Ps, as one of the selectins of adhesion molecules, is mainly distributed in the resting platelet α particle and Weibel-Palade body in endothelial cells, and any attack from hypoxemia, free radical and coagulative enzyme could result in the discharge of particle and up-regulation of Ps, thereby mediating the adhesion of leukocyte and endothelial cells, playing a central part in the inflammation and thrombosis (Shebuski and Kilgore, 2002; Carter et al., 2003), TpP, a polymer, soluble fibrin, is the desAABB polymer deriving from the Fibrinopeptide B sliced from the β chain by thrombin after the initiation of blood clotting response. TpP can form the insoluble fibrin by continuous polymerization and crosslinking, which can further give rise to the thrombus. Thus, the level of TpP in plasma can reflect the activity of thrombin in circulation, and the increase of TpP level indicates that fibrin monomers have already polymerized, suggesting the following, possible thrombosis, and as such, TpP has been seen as the indicator for the activity of thrombus (Mega et al., 2008; Grundy, 2012). In this study, we found that in the type II diabetes mellitus patients with CHD, TpP and Ps further increased, suggesting that in these patients, intravascular atheromatous plaque may have already existed or even been ruptured, thereby increasing the risk of thrombus and the risk of cardiovascular events, which correlates with the progression of diabetes mellitus and poor management of blood glucose. MAR and MPV are the indicators reflecting the size and activity of platelet and have been frequently applied in clinical practice as a common item in routine blood test. Increase in MPV results from the augmentation in the quantity of huge, highly active platelets generated from the megakaryocytes of bone marrow. In this study, we noted that type II diabetes mellitus patients with CHD presented a higher level of MPV than that in the non-diabetes mellitus patients, coinciding with the previous literatures (Ding et al., 2021; Sansanayudh et al., 2016), which may be attributed to the stimulation of insulin to the megakaryocytes of bone marrow and hyperglycemia-caused osmotic expansion.

Moreover, we compared the incidence rate of thrombotic events and survival rates in a 2-year follow-up between the hypoglycemia group and hyperglycemia group and found that in the hyperglycemia group, the incidence rate of thrombotic events was much higher than that in the hypoglycemia group, with a lower survival rate in 2-year follow-up, suggesting that the management of blood glucose in type II diabetes mellitus patients may associate with the hypercoagulation and thrombotic events in CHD patients.

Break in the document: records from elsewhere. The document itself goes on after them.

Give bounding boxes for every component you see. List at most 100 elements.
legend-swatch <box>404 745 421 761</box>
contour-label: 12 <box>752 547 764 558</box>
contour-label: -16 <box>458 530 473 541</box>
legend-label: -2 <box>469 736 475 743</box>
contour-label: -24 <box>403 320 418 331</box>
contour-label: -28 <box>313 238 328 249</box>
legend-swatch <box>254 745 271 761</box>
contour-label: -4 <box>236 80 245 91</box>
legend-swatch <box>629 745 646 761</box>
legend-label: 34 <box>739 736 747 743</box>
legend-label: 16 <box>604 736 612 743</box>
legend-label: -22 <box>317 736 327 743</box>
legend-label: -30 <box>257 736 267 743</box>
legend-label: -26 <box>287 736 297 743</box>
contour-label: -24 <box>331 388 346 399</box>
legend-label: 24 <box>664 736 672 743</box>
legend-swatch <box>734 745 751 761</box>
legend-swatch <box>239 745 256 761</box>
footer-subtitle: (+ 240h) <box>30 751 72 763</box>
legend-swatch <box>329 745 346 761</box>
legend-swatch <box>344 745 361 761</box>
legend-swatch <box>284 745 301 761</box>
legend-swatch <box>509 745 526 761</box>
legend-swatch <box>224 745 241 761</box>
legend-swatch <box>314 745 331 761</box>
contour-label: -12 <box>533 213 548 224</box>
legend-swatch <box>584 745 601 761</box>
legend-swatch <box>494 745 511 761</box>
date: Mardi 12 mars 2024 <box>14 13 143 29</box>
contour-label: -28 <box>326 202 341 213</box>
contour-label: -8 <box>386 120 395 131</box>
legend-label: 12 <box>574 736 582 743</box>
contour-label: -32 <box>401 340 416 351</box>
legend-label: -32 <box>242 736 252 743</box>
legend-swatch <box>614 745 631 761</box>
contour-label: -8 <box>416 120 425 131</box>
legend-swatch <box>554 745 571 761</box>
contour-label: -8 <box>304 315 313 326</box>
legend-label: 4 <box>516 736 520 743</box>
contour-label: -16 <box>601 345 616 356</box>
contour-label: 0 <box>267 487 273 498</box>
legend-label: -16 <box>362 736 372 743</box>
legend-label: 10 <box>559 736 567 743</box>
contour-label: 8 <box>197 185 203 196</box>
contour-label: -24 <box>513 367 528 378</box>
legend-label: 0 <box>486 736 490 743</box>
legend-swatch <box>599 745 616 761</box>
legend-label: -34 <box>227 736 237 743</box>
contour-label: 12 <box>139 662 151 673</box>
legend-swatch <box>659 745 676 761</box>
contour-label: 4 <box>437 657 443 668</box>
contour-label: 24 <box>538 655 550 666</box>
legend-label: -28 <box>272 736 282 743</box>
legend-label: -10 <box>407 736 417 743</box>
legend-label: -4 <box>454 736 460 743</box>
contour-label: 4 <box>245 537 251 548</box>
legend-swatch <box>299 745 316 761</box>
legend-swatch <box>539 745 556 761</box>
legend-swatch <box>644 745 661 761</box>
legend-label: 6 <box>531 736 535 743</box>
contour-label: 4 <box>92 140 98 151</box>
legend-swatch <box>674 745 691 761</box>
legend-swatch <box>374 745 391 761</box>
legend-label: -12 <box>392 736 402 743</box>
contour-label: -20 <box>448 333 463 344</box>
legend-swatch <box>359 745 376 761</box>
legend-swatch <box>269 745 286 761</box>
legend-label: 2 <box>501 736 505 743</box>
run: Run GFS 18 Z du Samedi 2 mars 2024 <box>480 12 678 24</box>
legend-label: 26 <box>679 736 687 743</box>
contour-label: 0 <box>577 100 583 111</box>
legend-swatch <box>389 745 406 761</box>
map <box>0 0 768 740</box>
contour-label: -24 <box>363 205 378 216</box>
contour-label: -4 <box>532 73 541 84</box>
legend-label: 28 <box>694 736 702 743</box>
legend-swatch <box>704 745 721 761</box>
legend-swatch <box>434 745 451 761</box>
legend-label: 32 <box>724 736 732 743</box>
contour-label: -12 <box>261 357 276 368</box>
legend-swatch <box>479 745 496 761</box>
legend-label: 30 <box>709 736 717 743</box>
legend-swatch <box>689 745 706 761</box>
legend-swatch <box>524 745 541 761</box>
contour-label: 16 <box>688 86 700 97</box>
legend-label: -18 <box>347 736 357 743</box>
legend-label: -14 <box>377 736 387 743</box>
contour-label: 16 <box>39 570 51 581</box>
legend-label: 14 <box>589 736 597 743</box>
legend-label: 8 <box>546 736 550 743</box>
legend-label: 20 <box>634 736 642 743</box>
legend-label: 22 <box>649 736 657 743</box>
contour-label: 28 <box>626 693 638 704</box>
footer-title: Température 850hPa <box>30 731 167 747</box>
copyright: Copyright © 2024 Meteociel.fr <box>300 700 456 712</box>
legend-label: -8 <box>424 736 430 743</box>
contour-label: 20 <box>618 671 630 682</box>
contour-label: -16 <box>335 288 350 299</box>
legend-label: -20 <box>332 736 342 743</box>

This study also has limitations. The sample size included in this study is small and retrospective analysis, and the follow-up time is also short. It is expected to be further improved by expanding the sample size, carrying out prospective and central control studies, and extending the follow-up time.

CONCLUSIONS

For CHD patients with type II diabetes mellitus, poor management of blood glucose may result in the elevation in platelet activation, further inducing the hypercoagulability of blood and increases in the incidence rate of thromboembolism and death rate, suggesting that CHD patients with type II diabetes mellitus should pay more attention to the management of blood glucose and monitor the platelet function and activation of thrombin, thereby minimizing the incidence of acute thromboembolism.

ACKNOWLEDGEMENT

The help extended by 904 Hospital of Joint Logistic Support Force of PLA is gratefully acknowledged.

Statement of conflict of interest

The authors have declared no conflict of interest.